In each assignment iteration, the system searches for a suitable labor which has the minimum workload and assign him a task to do. So, we gurantte that the workload is distributed uniformly among the available labor.
After obtaining the weekly schedule the system distributes the surplus labor on shifts in even manner.

Steps of the KBS

Step 4

Printing results:

Results are printed in a tabular format showing the required number from each labor type, the on-off shift schedule including the task assignment for each employee.
The table below shows the tour schedule obtained from the KBS

	Day
Labor	1	2	3	4	5	6	7
1	D/1	E/2	E/4	N/3	--	D/4	--
2	D/3	E/2	N/1	N/4	--	E/1	--
3	D/3	E/3	N/2	--	D/1	E/2	--
4	D/4	E/4	N/2	--	D/2	E/3	--

Advantages of the proposed KBS

The resulted number of labor from applying the KBS is equal to that of the integer-programming model.

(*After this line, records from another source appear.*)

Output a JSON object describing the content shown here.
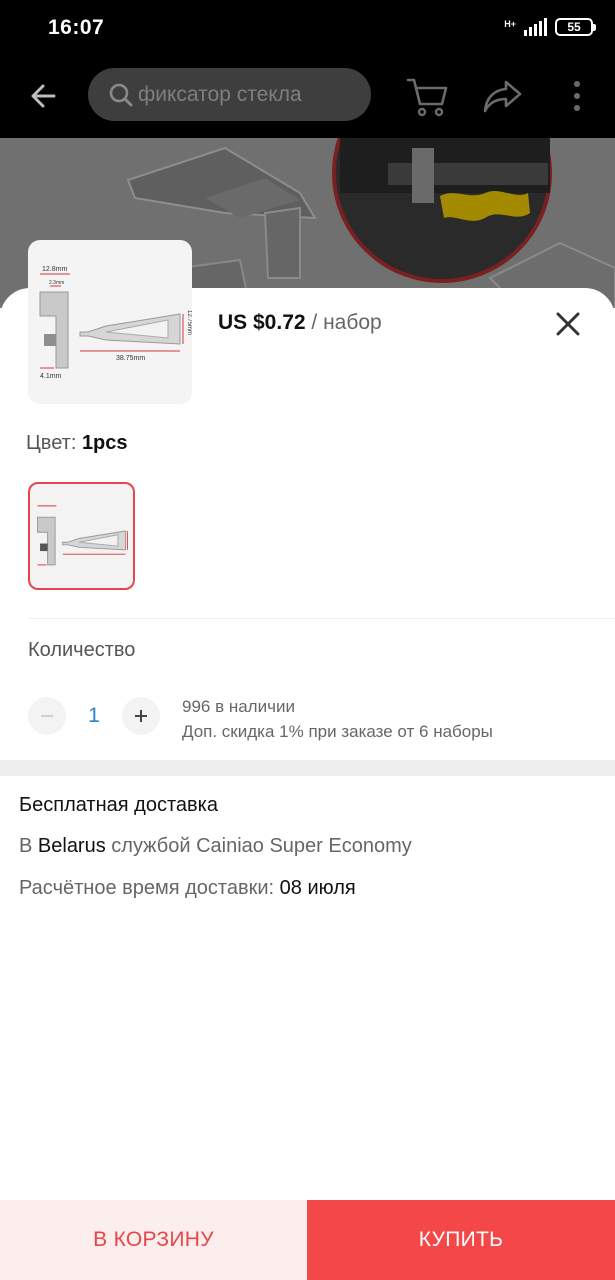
{
  "status_bar": {
    "time": "16:07",
    "network": "H+",
    "battery": "55"
  },
  "header": {
    "search_text": "фиксатор стекла",
    "icons": [
      "back-arrow-icon",
      "search-icon",
      "cart-icon",
      "share-icon",
      "more-vertical-icon"
    ]
  },
  "product": {
    "price": "US $0.72",
    "unit": " / набор",
    "dimensions": [
      "12.8mm",
      "2.3mm",
      "4.1mm",
      "38.75mm",
      "12.75mm"
    ]
  },
  "color": {
    "label": "Цвет: ",
    "value": "1pcs"
  },
  "quantity": {
    "label": "Количество",
    "value": "1",
    "minus": "−",
    "plus": "+",
    "stock": "996 в наличии",
    "discount": "Доп. скидка 1% при заказе от 6 наборы"
  },
  "shipping": {
    "title": "Бесплатная доставка",
    "to_prefix": "В ",
    "country": "Belarus",
    "service": " службой Cainiao Super Economy",
    "eta_label": "Расчётное время доставки: ",
    "eta_date": "08 июля"
  },
  "actions": {
    "add_to_cart": "В КОРЗИНУ",
    "buy": "КУПИТЬ"
  },
  "colors": {
    "accent": "#f44848",
    "accent_light": "#fdeeee",
    "variant_border": "#e8454a",
    "link_blue": "#2a86c8"
  }
}
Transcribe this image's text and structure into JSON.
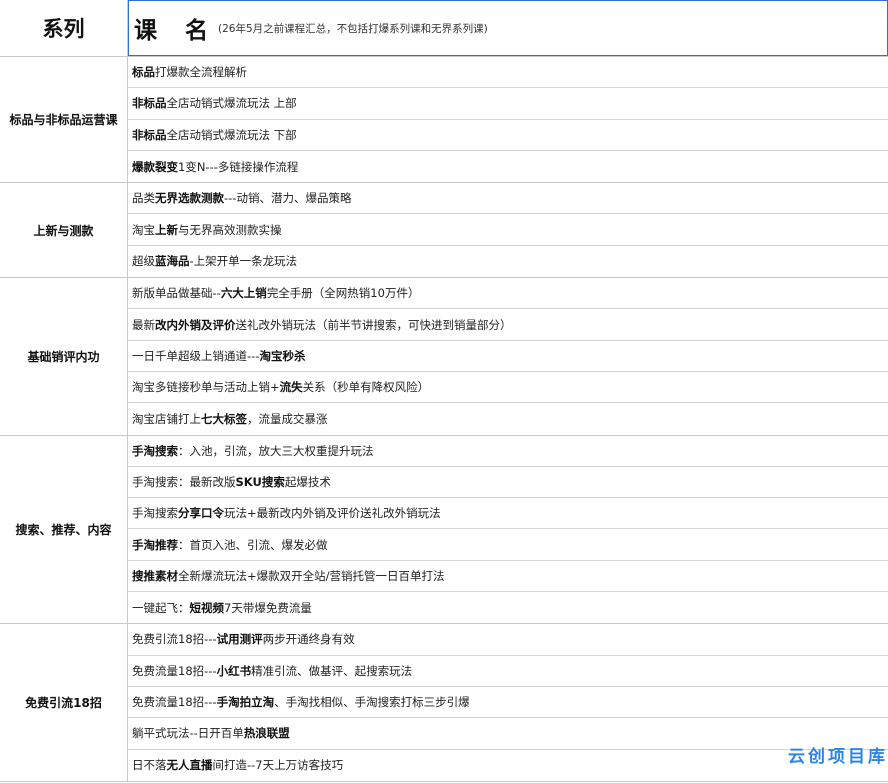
{
  "header": {
    "col1": "系列",
    "col2": "课 名",
    "note": "(26年5月之前课程汇总，不包括打爆系列课和无界系列课)"
  },
  "groups": [
    {
      "name": "标品与非标品运营课",
      "rows": [
        [
          {
            "t": "标品",
            "b": true
          },
          {
            "t": "打爆款全流程解析",
            "b": false
          }
        ],
        [
          {
            "t": "非标品",
            "b": true
          },
          {
            "t": "全店动销式爆流玩法    上部",
            "b": false
          }
        ],
        [
          {
            "t": "非标品",
            "b": true
          },
          {
            "t": "全店动销式爆流玩法     下部",
            "b": false
          }
        ],
        [
          {
            "t": "爆款裂变",
            "b": true
          },
          {
            "t": "1变N---多链接操作流程",
            "b": false
          }
        ]
      ]
    },
    {
      "name": "上新与测款",
      "rows": [
        [
          {
            "t": "品类",
            "b": false
          },
          {
            "t": "无界选款测款",
            "b": true
          },
          {
            "t": "---动销、潜力、爆品策略",
            "b": false
          }
        ],
        [
          {
            "t": "淘宝",
            "b": false
          },
          {
            "t": "上新",
            "b": true
          },
          {
            "t": "与无界高效测款实操",
            "b": false
          }
        ],
        [
          {
            "t": "超级",
            "b": false
          },
          {
            "t": "蓝海品",
            "b": true
          },
          {
            "t": "-上架开单一条龙玩法",
            "b": false
          }
        ]
      ]
    },
    {
      "name": "基础销评内功",
      "rows": [
        [
          {
            "t": "新版单品做基础--",
            "b": false
          },
          {
            "t": "六大上销",
            "b": true
          },
          {
            "t": "完全手册（全网热销10万件）",
            "b": false
          }
        ],
        [
          {
            "t": "最新",
            "b": false
          },
          {
            "t": "改内外销及评价",
            "b": true
          },
          {
            "t": "送礼改外销玩法（前半节讲搜索，可快进到销量部分）",
            "b": false
          }
        ],
        [
          {
            "t": "一日千单超级上销通道---",
            "b": false
          },
          {
            "t": "淘宝秒杀",
            "b": true
          }
        ],
        [
          {
            "t": "淘宝多链接秒单与活动上销+",
            "b": false
          },
          {
            "t": "流失",
            "b": true
          },
          {
            "t": "关系（秒单有降权风险）",
            "b": false
          }
        ],
        [
          {
            "t": "淘宝店铺打上",
            "b": false
          },
          {
            "t": "七大标签",
            "b": true
          },
          {
            "t": "，流量成交暴涨",
            "b": false
          }
        ]
      ]
    },
    {
      "name": "搜索、推荐、内容",
      "rows": [
        [
          {
            "t": "手淘搜索",
            "b": true
          },
          {
            "t": "：入池，引流，放大三大权重提升玩法",
            "b": false
          }
        ],
        [
          {
            "t": "手淘搜索：最新改版",
            "b": false
          },
          {
            "t": "SKU搜索",
            "b": true
          },
          {
            "t": "起爆技术",
            "b": false
          }
        ],
        [
          {
            "t": "手淘搜索",
            "b": false
          },
          {
            "t": "分享口令",
            "b": true
          },
          {
            "t": "玩法+最新改内外销及评价送礼改外销玩法",
            "b": false
          }
        ],
        [
          {
            "t": "手淘推荐",
            "b": true
          },
          {
            "t": "：首页入池、引流、爆发必做",
            "b": false
          }
        ],
        [
          {
            "t": "搜推素材",
            "b": true
          },
          {
            "t": "全新爆流玩法+爆款双开全站/营销托管一日百单打法",
            "b": false
          }
        ],
        [
          {
            "t": "一键起飞：",
            "b": false
          },
          {
            "t": "短视频",
            "b": true
          },
          {
            "t": "7天带爆免费流量",
            "b": false
          }
        ]
      ]
    },
    {
      "name": "免费引流18招",
      "rows": [
        [
          {
            "t": "免费引流18招---",
            "b": false
          },
          {
            "t": "试用测评",
            "b": true
          },
          {
            "t": "两步开通终身有效",
            "b": false
          }
        ],
        [
          {
            "t": "免费流量18招---",
            "b": false
          },
          {
            "t": "小红书",
            "b": true
          },
          {
            "t": "精准引流、做基评、起搜索玩法",
            "b": false
          }
        ],
        [
          {
            "t": "免费流量18招---",
            "b": false
          },
          {
            "t": "手淘拍立淘",
            "b": true
          },
          {
            "t": "、手淘找相似、手淘搜索打标三步引爆",
            "b": false
          }
        ],
        [
          {
            "t": "躺平式玩法--日开百单",
            "b": false
          },
          {
            "t": "热浪联盟",
            "b": true
          }
        ],
        [
          {
            "t": "日不落",
            "b": false
          },
          {
            "t": "无人直播",
            "b": true
          },
          {
            "t": "间打造--7天上万访客技巧",
            "b": false
          }
        ]
      ]
    }
  ],
  "watermark": "云创项目库"
}
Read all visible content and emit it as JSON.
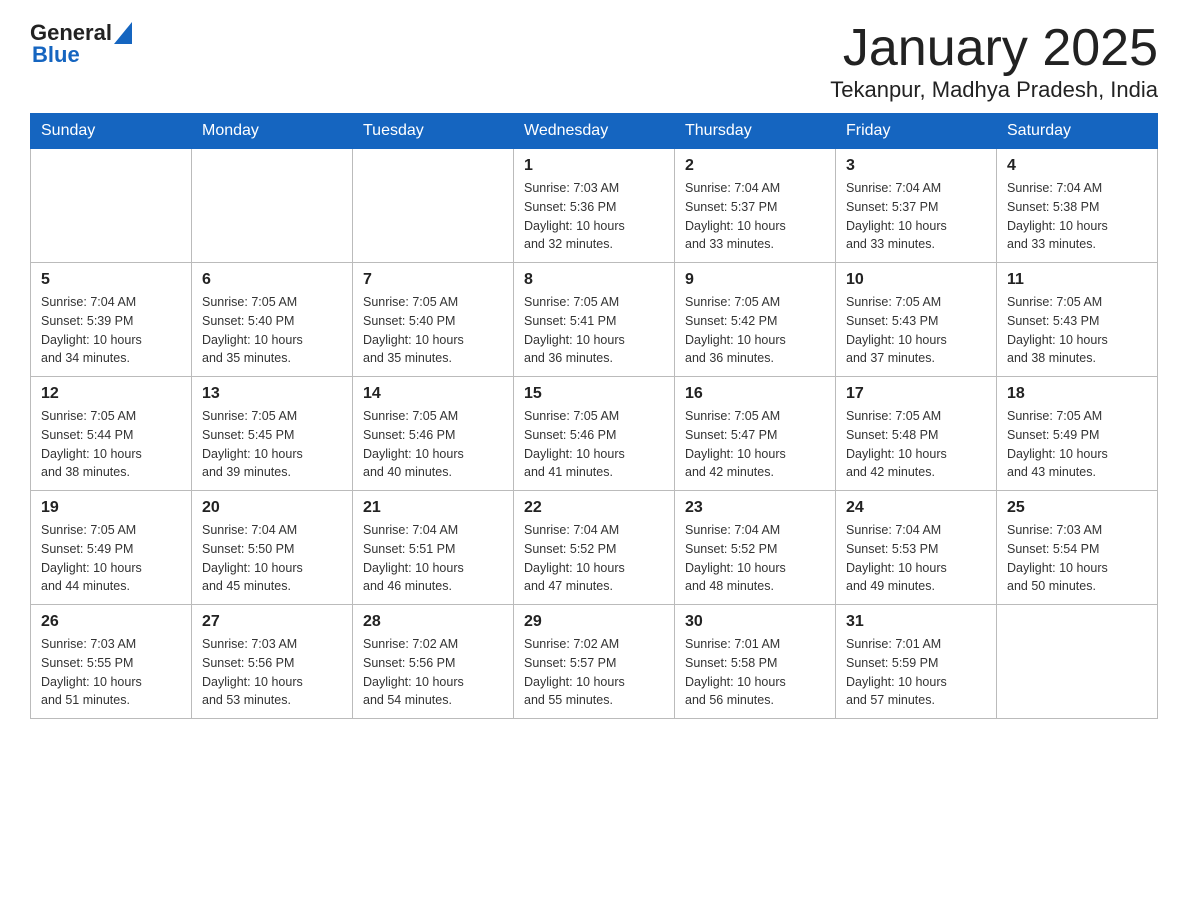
{
  "header": {
    "logo": {
      "general": "General",
      "blue": "Blue"
    },
    "title": "January 2025",
    "location": "Tekanpur, Madhya Pradesh, India"
  },
  "weekdays": [
    "Sunday",
    "Monday",
    "Tuesday",
    "Wednesday",
    "Thursday",
    "Friday",
    "Saturday"
  ],
  "weeks": [
    [
      {
        "day": "",
        "info": ""
      },
      {
        "day": "",
        "info": ""
      },
      {
        "day": "",
        "info": ""
      },
      {
        "day": "1",
        "info": "Sunrise: 7:03 AM\nSunset: 5:36 PM\nDaylight: 10 hours\nand 32 minutes."
      },
      {
        "day": "2",
        "info": "Sunrise: 7:04 AM\nSunset: 5:37 PM\nDaylight: 10 hours\nand 33 minutes."
      },
      {
        "day": "3",
        "info": "Sunrise: 7:04 AM\nSunset: 5:37 PM\nDaylight: 10 hours\nand 33 minutes."
      },
      {
        "day": "4",
        "info": "Sunrise: 7:04 AM\nSunset: 5:38 PM\nDaylight: 10 hours\nand 33 minutes."
      }
    ],
    [
      {
        "day": "5",
        "info": "Sunrise: 7:04 AM\nSunset: 5:39 PM\nDaylight: 10 hours\nand 34 minutes."
      },
      {
        "day": "6",
        "info": "Sunrise: 7:05 AM\nSunset: 5:40 PM\nDaylight: 10 hours\nand 35 minutes."
      },
      {
        "day": "7",
        "info": "Sunrise: 7:05 AM\nSunset: 5:40 PM\nDaylight: 10 hours\nand 35 minutes."
      },
      {
        "day": "8",
        "info": "Sunrise: 7:05 AM\nSunset: 5:41 PM\nDaylight: 10 hours\nand 36 minutes."
      },
      {
        "day": "9",
        "info": "Sunrise: 7:05 AM\nSunset: 5:42 PM\nDaylight: 10 hours\nand 36 minutes."
      },
      {
        "day": "10",
        "info": "Sunrise: 7:05 AM\nSunset: 5:43 PM\nDaylight: 10 hours\nand 37 minutes."
      },
      {
        "day": "11",
        "info": "Sunrise: 7:05 AM\nSunset: 5:43 PM\nDaylight: 10 hours\nand 38 minutes."
      }
    ],
    [
      {
        "day": "12",
        "info": "Sunrise: 7:05 AM\nSunset: 5:44 PM\nDaylight: 10 hours\nand 38 minutes."
      },
      {
        "day": "13",
        "info": "Sunrise: 7:05 AM\nSunset: 5:45 PM\nDaylight: 10 hours\nand 39 minutes."
      },
      {
        "day": "14",
        "info": "Sunrise: 7:05 AM\nSunset: 5:46 PM\nDaylight: 10 hours\nand 40 minutes."
      },
      {
        "day": "15",
        "info": "Sunrise: 7:05 AM\nSunset: 5:46 PM\nDaylight: 10 hours\nand 41 minutes."
      },
      {
        "day": "16",
        "info": "Sunrise: 7:05 AM\nSunset: 5:47 PM\nDaylight: 10 hours\nand 42 minutes."
      },
      {
        "day": "17",
        "info": "Sunrise: 7:05 AM\nSunset: 5:48 PM\nDaylight: 10 hours\nand 42 minutes."
      },
      {
        "day": "18",
        "info": "Sunrise: 7:05 AM\nSunset: 5:49 PM\nDaylight: 10 hours\nand 43 minutes."
      }
    ],
    [
      {
        "day": "19",
        "info": "Sunrise: 7:05 AM\nSunset: 5:49 PM\nDaylight: 10 hours\nand 44 minutes."
      },
      {
        "day": "20",
        "info": "Sunrise: 7:04 AM\nSunset: 5:50 PM\nDaylight: 10 hours\nand 45 minutes."
      },
      {
        "day": "21",
        "info": "Sunrise: 7:04 AM\nSunset: 5:51 PM\nDaylight: 10 hours\nand 46 minutes."
      },
      {
        "day": "22",
        "info": "Sunrise: 7:04 AM\nSunset: 5:52 PM\nDaylight: 10 hours\nand 47 minutes."
      },
      {
        "day": "23",
        "info": "Sunrise: 7:04 AM\nSunset: 5:52 PM\nDaylight: 10 hours\nand 48 minutes."
      },
      {
        "day": "24",
        "info": "Sunrise: 7:04 AM\nSunset: 5:53 PM\nDaylight: 10 hours\nand 49 minutes."
      },
      {
        "day": "25",
        "info": "Sunrise: 7:03 AM\nSunset: 5:54 PM\nDaylight: 10 hours\nand 50 minutes."
      }
    ],
    [
      {
        "day": "26",
        "info": "Sunrise: 7:03 AM\nSunset: 5:55 PM\nDaylight: 10 hours\nand 51 minutes."
      },
      {
        "day": "27",
        "info": "Sunrise: 7:03 AM\nSunset: 5:56 PM\nDaylight: 10 hours\nand 53 minutes."
      },
      {
        "day": "28",
        "info": "Sunrise: 7:02 AM\nSunset: 5:56 PM\nDaylight: 10 hours\nand 54 minutes."
      },
      {
        "day": "29",
        "info": "Sunrise: 7:02 AM\nSunset: 5:57 PM\nDaylight: 10 hours\nand 55 minutes."
      },
      {
        "day": "30",
        "info": "Sunrise: 7:01 AM\nSunset: 5:58 PM\nDaylight: 10 hours\nand 56 minutes."
      },
      {
        "day": "31",
        "info": "Sunrise: 7:01 AM\nSunset: 5:59 PM\nDaylight: 10 hours\nand 57 minutes."
      },
      {
        "day": "",
        "info": ""
      }
    ]
  ]
}
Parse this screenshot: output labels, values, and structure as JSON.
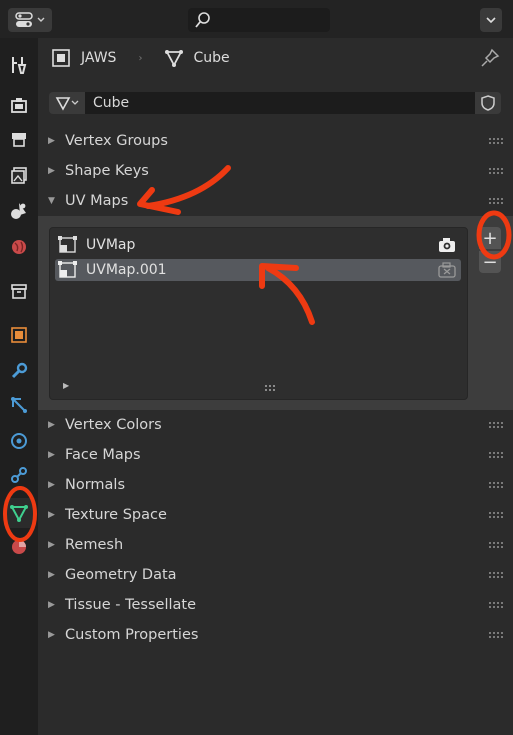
{
  "header": {
    "editor_type_icon": "properties-editor-icon",
    "search_icon": "search-icon",
    "menu_icon": "chevron-down-icon"
  },
  "breadcrumb": {
    "object": "JAWS",
    "mesh": "Cube"
  },
  "datablock": {
    "name": "Cube"
  },
  "panels_top": [
    {
      "label": "Vertex Groups",
      "expanded": false
    },
    {
      "label": "Shape Keys",
      "expanded": false
    },
    {
      "label": "UV Maps",
      "expanded": true
    }
  ],
  "uv_maps": {
    "items": [
      {
        "name": "UVMap",
        "active_render": true,
        "selected": false
      },
      {
        "name": "UVMap.001",
        "active_render": false,
        "selected": true
      }
    ],
    "add_label": "+",
    "remove_label": "−"
  },
  "panels_bottom": [
    {
      "label": "Vertex Colors"
    },
    {
      "label": "Face Maps"
    },
    {
      "label": "Normals"
    },
    {
      "label": "Texture Space"
    },
    {
      "label": "Remesh"
    },
    {
      "label": "Geometry Data"
    },
    {
      "label": "Tissue - Tessellate"
    },
    {
      "label": "Custom Properties"
    }
  ],
  "colors": {
    "annotation": "#ee3a12",
    "active_tab_green": "#3fcf8e",
    "accent_orange": "#e98d3a"
  }
}
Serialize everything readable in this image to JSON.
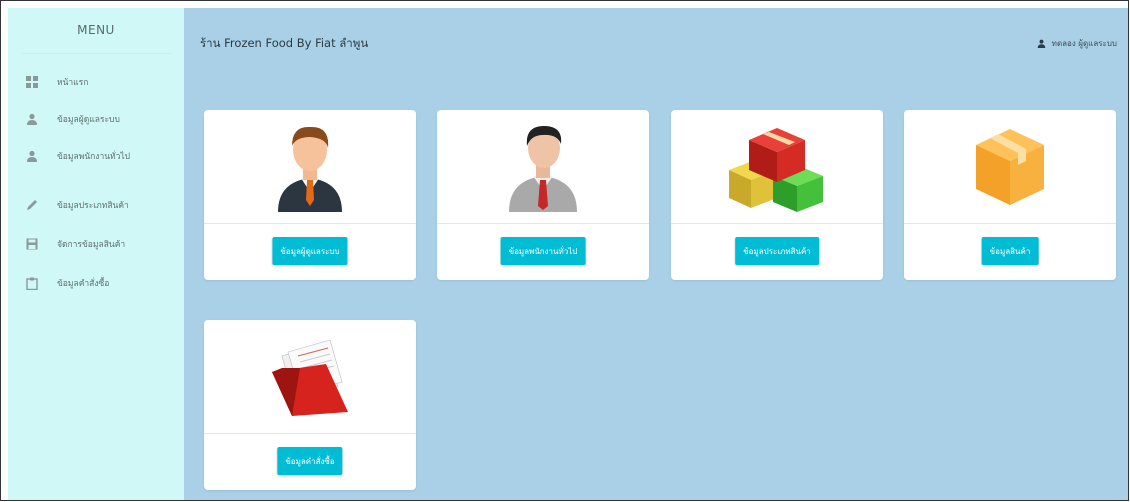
{
  "sidebar": {
    "menu_title": "MENU",
    "items": [
      {
        "label": "หน้าแรก",
        "icon": "dashboard-icon"
      },
      {
        "label": "ข้อมูลผู้ดูแลระบบ",
        "icon": "user-icon"
      },
      {
        "label": "ข้อมูลพนักงานทั่วไป",
        "icon": "user-icon"
      },
      {
        "label": "ข้อมูลประเภทสินค้า",
        "icon": "pencil-icon"
      },
      {
        "label": "จัดการข้อมูลสินค้า",
        "icon": "save-icon"
      },
      {
        "label": "ข้อมูลคำสั่งซื้อ",
        "icon": "clipboard-icon"
      }
    ]
  },
  "header": {
    "store_title": "ร้าน Frozen Food By Fiat ลำพูน",
    "user_label": "ทดลอง ผู้ดูแลระบบ"
  },
  "cards": [
    {
      "button_label": "ข้อมูลผู้ดูแลระบบ",
      "image": "admin-avatar"
    },
    {
      "button_label": "ข้อมูลพนักงานทั่วไป",
      "image": "employee-avatar"
    },
    {
      "button_label": "ข้อมูลประเภทสินค้า",
      "image": "boxes"
    },
    {
      "button_label": "ข้อมูลสินค้า",
      "image": "box"
    },
    {
      "button_label": "ข้อมูลคำสั่งซื้อ",
      "image": "red-folder"
    }
  ],
  "colors": {
    "sidebar_bg": "#cff8f6",
    "main_bg": "#a9d0e6",
    "button": "#00bcd4"
  }
}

This means that we reach the optimum solution.
The KBS has the advantage of distributing the surplus workdays evenly among days and labor.

Conclusion

In this work, we presented a knowledge-based system built using Visual Prolog V5.2 to solve the tour-scheduling problem in continuous-operating facilities which include hierarchical workforce.

The proposed method is very efficient since its results are the same as integer-programming models.